The story of Carol and Jim: Carol and Jim struggled for many years in their marriage, with unresolved conflicts, hurtful words, and bitterness. Upon attending a Christian retreat, they were convicted of their need to forgive each other, and make amends. Carol shares, “When I chose to forgive Jim and confess my own sins to him, we prayed together for the first time in years. Now, our relationship has completely changed, we are like new people. We are grateful for the healing we experienced through God’s grace” (Ephesians 4:31-32, NKJV: “Let all bitterness, wrath, anger, clamor, and evil speaking be put away from you, with all malice. And be kind to one another, tenderhearted, forgiving one another, even as God in Christ forgave you”).

The story of Mark and his brother: Mark had a strained relationship with his brother for over a decade due to a financial dispute. After a pastor preached about forgiveness, Mark decided to contact his brother and make amends. They talked openly about their feelings and resentment, then chose to forgive one another. Mark testified, “Our relationship has been restored, and our families are now close. It’s amazing to see the healing that forgiveness brings” (Colossians 3:13, NKJV: “bearing with one another, and forgiving one another, if anyone has a complaint against another; even as Christ forgave you, so you also must do”).

The story of Sarah and her former friend: Sarah cut ties with her closest friend after a bitter betrayal. As the years passed, Sarah struggled with anger and bitterness. During a prayer meeting, she felt the Lord’s prompting to forgive her former friend. “It wasn’t easy, but I called her, we talked, and I forgave her,” explained Sarah. “Today, our friendship isn’t exactly the same, but the burden has been lifted off my heart, and forgiveness has set me free” (Matthew 5:44, NKJV: “But I say to you, love your enemies, bless those who curse you, do good to those who hate you, and pray for those who spitefully use you and persecute you”).

These powerful testimonies demonstrate the profound impact that forgiveness and God’s grace can have in healing relationships and restoring unity. As we embrace the teachings of Jesus and apply them to our own experiences, we too can witness the transformative power of forgiveness in our lives and relationships.
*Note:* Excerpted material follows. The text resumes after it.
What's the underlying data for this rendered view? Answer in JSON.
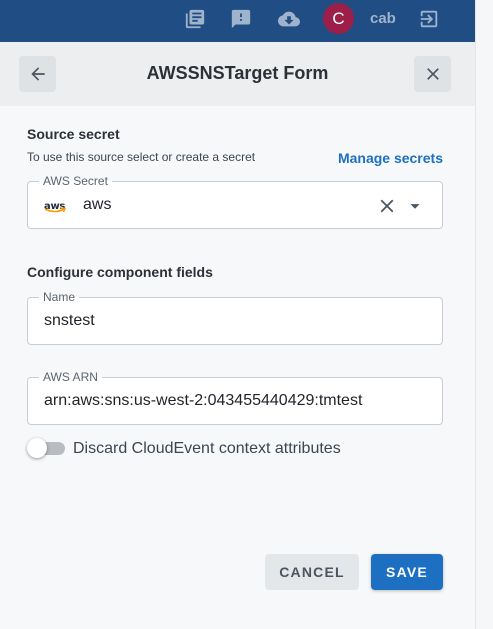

In conclusion, we can see how over time, a decision to forgive can bring healing and restoration to a broken relationship. While it may be hard to forgive in the beginning, the experience can open up a pathway to positive outcomes. The burden of resentment and anger can be alleviated, and a return to trust and harmony can be achieved.

In this day and age, relationships are becoming increasingly more difficult to maintain. Whether it’s a friendship, romantic relationship, or familial one, all relationships involve an inherent element of risk and have the potential to become broken. Despite this, all relationships can potentially repair themselves if the necessary conditions are given. One of those conditions is forgiveness.

It is no secret that forgiveness can act as a healing agent in strained relationships. By forgiving, individuals are signaling to each other that they are willing to make amends and can begin the process of repairing their relationship. The act of forgiving does not mean that the consequences and actions of the past are completely forgotten. Rather, it allows for a shift in perspective, understanding, and room to move forward.

It is important to note that forgiveness is a process. It is not a singular event or action but a journey that requires an open heart and an honest exchange of feelings. It is an opportunity to express unresolved issues, share grievances, and, ultimately, release pain. Indeed, research has suggested that the process of forgiving and receiving forgiveness can serve as a buffer, reducing the risk for depression, and improved subjective well-being.

Although forgiving can be difficult, it is essential in order for a broken relationship to heal. Forgiveness can ultimately serve to reduce stress, anger, pain and suffering. As such, it can facilitate the process of rebuilding a relationship. Thus, regardless of the type of relationship in question, forgiveness can be imperative in healing a broken one.